Гусиное перо утвердительно кивнуло.
— Вот вам — поплавок! А ты, я слышал, — обернулся он к Лидке, — на перемене девчонкам говорила: «Хорошо бы маленькой быть! Меня бы на колясочке катали. Уроки не учи, в школу не ходи, красота!» Говорила так? Говорила. Думала про это на уроке? Думала. Вот теперь ходи со слюнявчиком.
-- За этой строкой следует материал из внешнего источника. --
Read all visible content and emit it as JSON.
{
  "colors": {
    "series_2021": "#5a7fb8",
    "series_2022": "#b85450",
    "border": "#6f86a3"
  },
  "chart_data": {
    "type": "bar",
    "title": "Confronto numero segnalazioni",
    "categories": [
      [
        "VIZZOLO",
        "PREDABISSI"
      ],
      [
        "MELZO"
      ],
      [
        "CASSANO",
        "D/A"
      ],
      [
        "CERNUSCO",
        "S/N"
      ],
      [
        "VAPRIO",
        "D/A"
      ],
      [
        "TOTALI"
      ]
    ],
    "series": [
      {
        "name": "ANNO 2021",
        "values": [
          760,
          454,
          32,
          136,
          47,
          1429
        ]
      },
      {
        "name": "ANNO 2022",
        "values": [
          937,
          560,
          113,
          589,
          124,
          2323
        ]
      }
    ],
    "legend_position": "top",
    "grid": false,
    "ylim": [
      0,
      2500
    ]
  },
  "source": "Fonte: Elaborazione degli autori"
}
Лидка так зауакала, что все шарахнулись в стороны от этого крика. И уши-то заткнуть невозможно. Что делать? Тогда Лёвка р-раз! и воткнул соску в Лидкин рот. Над лужами стало тихо.
Школьная дверь всё чаще и чаще хлопала. Из неё выбегали девчонки и мальчишки. Нормальные. Со своими головами. Вот-вот они увидят этих четверых. Стыд и срам! Куда бежать?
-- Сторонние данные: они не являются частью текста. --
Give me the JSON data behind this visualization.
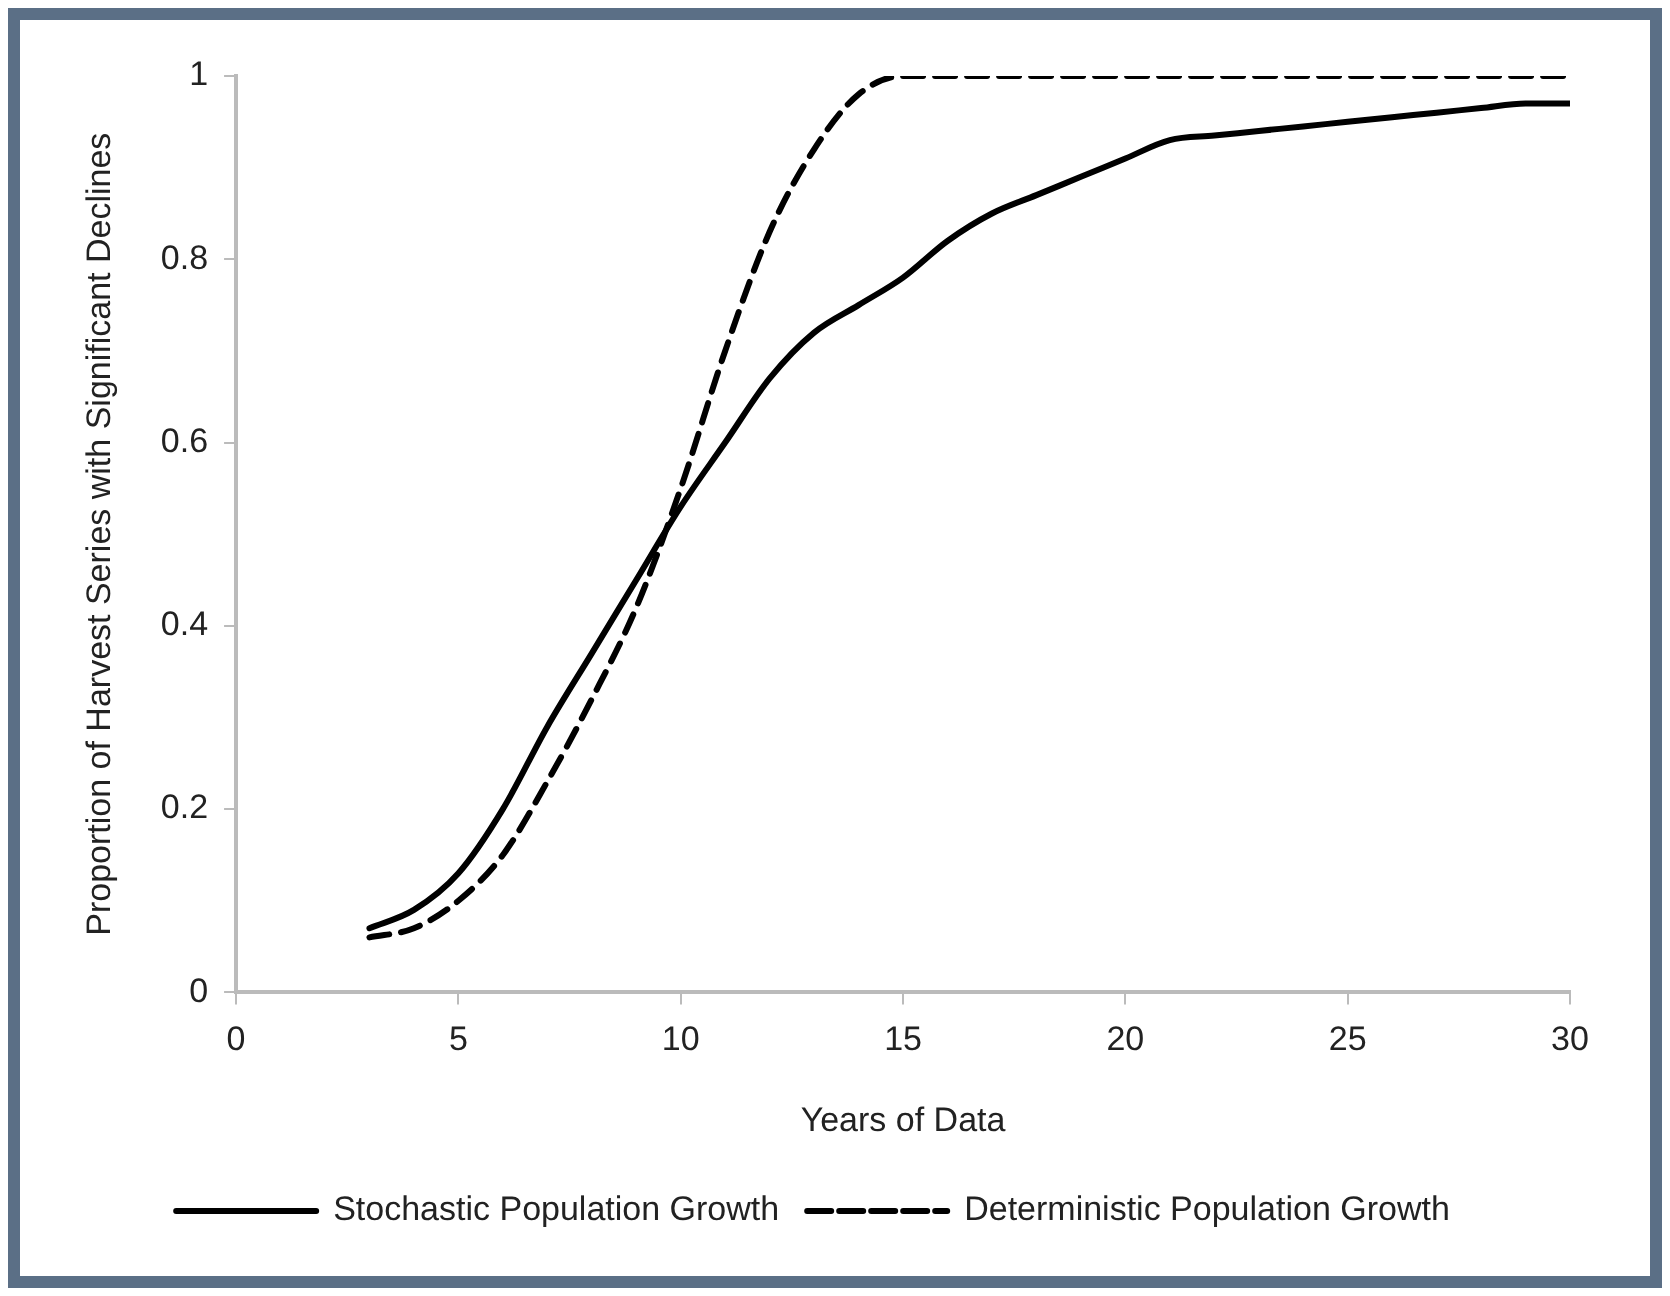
{
  "chart_data": {
    "type": "line",
    "xlabel": "Years of Data",
    "ylabel": "Proportion of Harvest Series with Significant Declines",
    "x": [
      3,
      4,
      5,
      6,
      7,
      8,
      9,
      10,
      11,
      12,
      13,
      14,
      15,
      16,
      17,
      18,
      19,
      20,
      21,
      22,
      23,
      24,
      25,
      26,
      27,
      28,
      29,
      30
    ],
    "series": [
      {
        "name": "Stochastic Population Growth",
        "color": "#000000",
        "line_style": "solid",
        "values": [
          0.07,
          0.09,
          0.13,
          0.2,
          0.29,
          0.37,
          0.45,
          0.53,
          0.6,
          0.67,
          0.72,
          0.75,
          0.78,
          0.82,
          0.85,
          0.87,
          0.89,
          0.91,
          0.93,
          0.935,
          0.94,
          0.945,
          0.95,
          0.955,
          0.96,
          0.965,
          0.97,
          0.97
        ]
      },
      {
        "name": "Deterministic Population Growth",
        "color": "#000000",
        "line_style": "dashed",
        "values": [
          0.06,
          0.07,
          0.1,
          0.15,
          0.23,
          0.32,
          0.42,
          0.55,
          0.7,
          0.83,
          0.92,
          0.98,
          1,
          1,
          1,
          1,
          1,
          1,
          1,
          1,
          1,
          1,
          1,
          1,
          1,
          1,
          1,
          1
        ]
      }
    ],
    "xlim": [
      0,
      30
    ],
    "xticks": [
      0,
      5,
      10,
      15,
      20,
      25,
      30
    ],
    "ylim": [
      0,
      1
    ],
    "yticks": [
      0,
      0.2,
      0.4,
      0.6,
      0.8,
      1
    ],
    "grid": false,
    "legend": "bottom",
    "marker": "none"
  }
}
— Айда ко мне, — крикнул Лёвка и со всех ног пустился со двора.
Остальные ринулись за ним.
— Ой, мамочки! — вскрикнула мама
По улице все четверо неслись, как ракеты. Прохожие не успевали разглядеть, головы у этих сумасшедших на плечах или что-нибудь другое. Если б во время кросса они бежали с такой скоростью, то их класс определённо занял бы первое место по городу или даже по СССР.
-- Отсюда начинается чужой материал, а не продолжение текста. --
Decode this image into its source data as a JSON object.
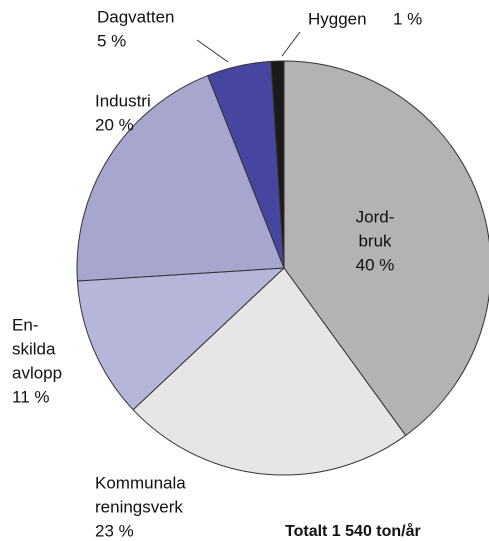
{
  "chart_data": {
    "type": "pie",
    "categories": [
      [
        "Jord-",
        "bruk"
      ],
      [
        "Kommunala",
        "reningsverk"
      ],
      [
        "En-",
        "skilda",
        "avlopp"
      ],
      [
        "Industri"
      ],
      [
        "Dagvatten"
      ],
      [
        "Hyggen"
      ]
    ],
    "values": [
      40,
      23,
      11,
      20,
      5,
      1
    ],
    "value_labels": [
      "40 %",
      "23 %",
      "11 %",
      "20 %",
      "5 %",
      "1 %"
    ],
    "colors": [
      "#b3b3b3",
      "#e6e6e6",
      "#b6b6da",
      "#a6a6cf",
      "#4646a0",
      "#1a1a1a"
    ],
    "note": "Totalt 1 540 ton/år"
  }
}
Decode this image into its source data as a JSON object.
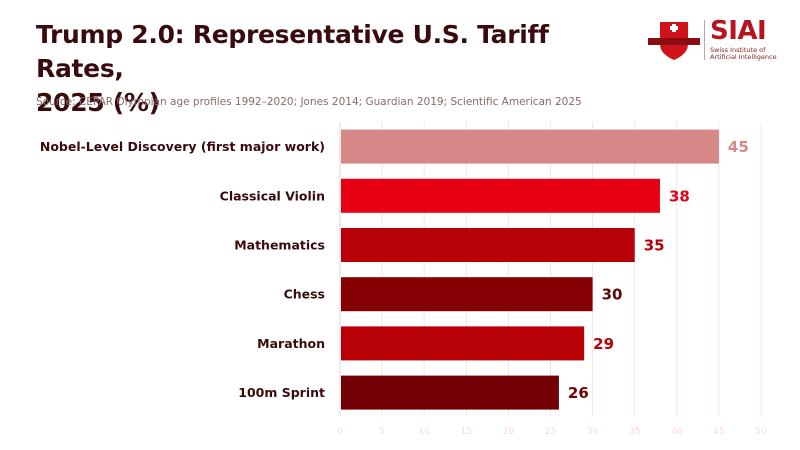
{
  "header": {
    "title_line1": "Trump 2.0: Representative U.S. Tariff Rates,",
    "title_line2": "2025 (%)",
    "source": "Source: CEPAR Olympian age profiles 1992–2020; Jones 2014; Guardian 2019; Scientific American 2025"
  },
  "logo": {
    "name": "SIAI",
    "subtitle_line1": "Swiss Institute of",
    "subtitle_line2": "Artificial Intelligence",
    "icon": "shield-cross-icon",
    "brand_color": "#b5151c"
  },
  "chart_data": {
    "type": "bar",
    "orientation": "horizontal",
    "title": "Trump 2.0: Representative U.S. Tariff Rates, 2025 (%)",
    "subtitle": "Source: CEPAR Olympian age profiles 1992–2020; Jones 2014; Guardian 2019; Scientific American 2025",
    "xlabel": "",
    "ylabel": "",
    "categories": [
      "Nobel-Level Discovery (first major work)",
      "Classical Violin",
      "Mathematics",
      "Chess",
      "Marathon",
      "100m Sprint"
    ],
    "values": [
      45,
      38,
      35,
      30,
      29,
      26
    ],
    "bar_colors": [
      "#d68888",
      "#e60012",
      "#b80007",
      "#860003",
      "#b80007",
      "#730005"
    ],
    "label_colors": [
      "#d68888",
      "#e60012",
      "#b80007",
      "#5a0a0a",
      "#b80007",
      "#730005"
    ],
    "xlim": [
      0,
      50
    ],
    "xticks": [
      0,
      5,
      10,
      15,
      20,
      25,
      30,
      35,
      40,
      45,
      50
    ],
    "grid": true,
    "legend": "none"
  }
}
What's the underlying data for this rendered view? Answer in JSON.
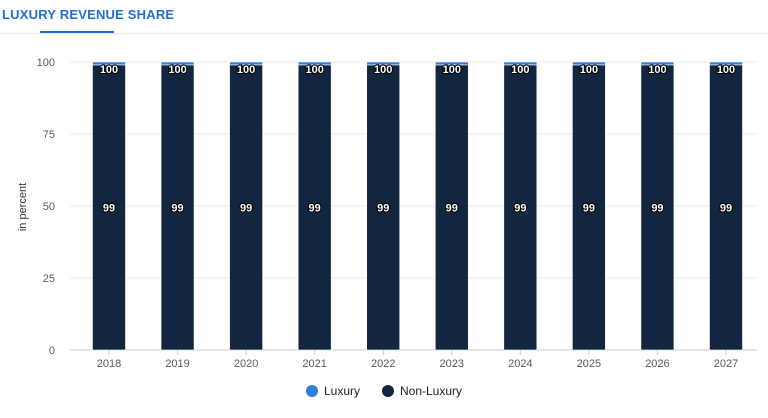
{
  "header": {
    "title": "LUXURY REVENUE SHARE"
  },
  "chart_data": {
    "type": "bar",
    "stacked": true,
    "categories": [
      "2018",
      "2019",
      "2020",
      "2021",
      "2022",
      "2023",
      "2024",
      "2025",
      "2026",
      "2027"
    ],
    "series": [
      {
        "name": "Luxury",
        "color": "#2f7ed8",
        "values": [
          1,
          1,
          1,
          1,
          1,
          1,
          1,
          1,
          1,
          1
        ]
      },
      {
        "name": "Non-Luxury",
        "color": "#12263f",
        "values": [
          99,
          99,
          99,
          99,
          99,
          99,
          99,
          99,
          99,
          99
        ]
      }
    ],
    "total_labels": [
      "100",
      "100",
      "100",
      "100",
      "100",
      "100",
      "100",
      "100",
      "100",
      "100"
    ],
    "ylabel": "in percent",
    "ylim": [
      0,
      100
    ],
    "yticks": [
      0,
      25,
      50,
      75,
      100
    ],
    "grid": true,
    "legend_position": "bottom-center"
  }
}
Лёвка жил в деревянном одноэтажном доме, который скоро должны были сносить, потому что в городе строились огромные мосты через овраги. Дом стоял, глядя окнами в огород, расположенный на склоне оврага.
Ребята влетели к Лёвке во двор и скрылись в сарае. Сердца отчаянно колотились. Казалось, это бешеное тук-туканье должно быть слышно на луне. Все так запыхались, что просто не могли разговаривать. Кто-нибудь начнёт фразу или даже слово, а кончить не может: дышать надо.
— Лёв, а де…
— Что де?
— А де… не го…
— Что де не го?
— А де… не го… что дел.
— Тьфу!
— Тьфу!
— Тьфу!
Наконец дыхание стало пореже, но всё ещё нормально говорить было невозможно.
— Лёв, а дед не говорил… — начал Борис.
— Что делать… — продолжил Степан.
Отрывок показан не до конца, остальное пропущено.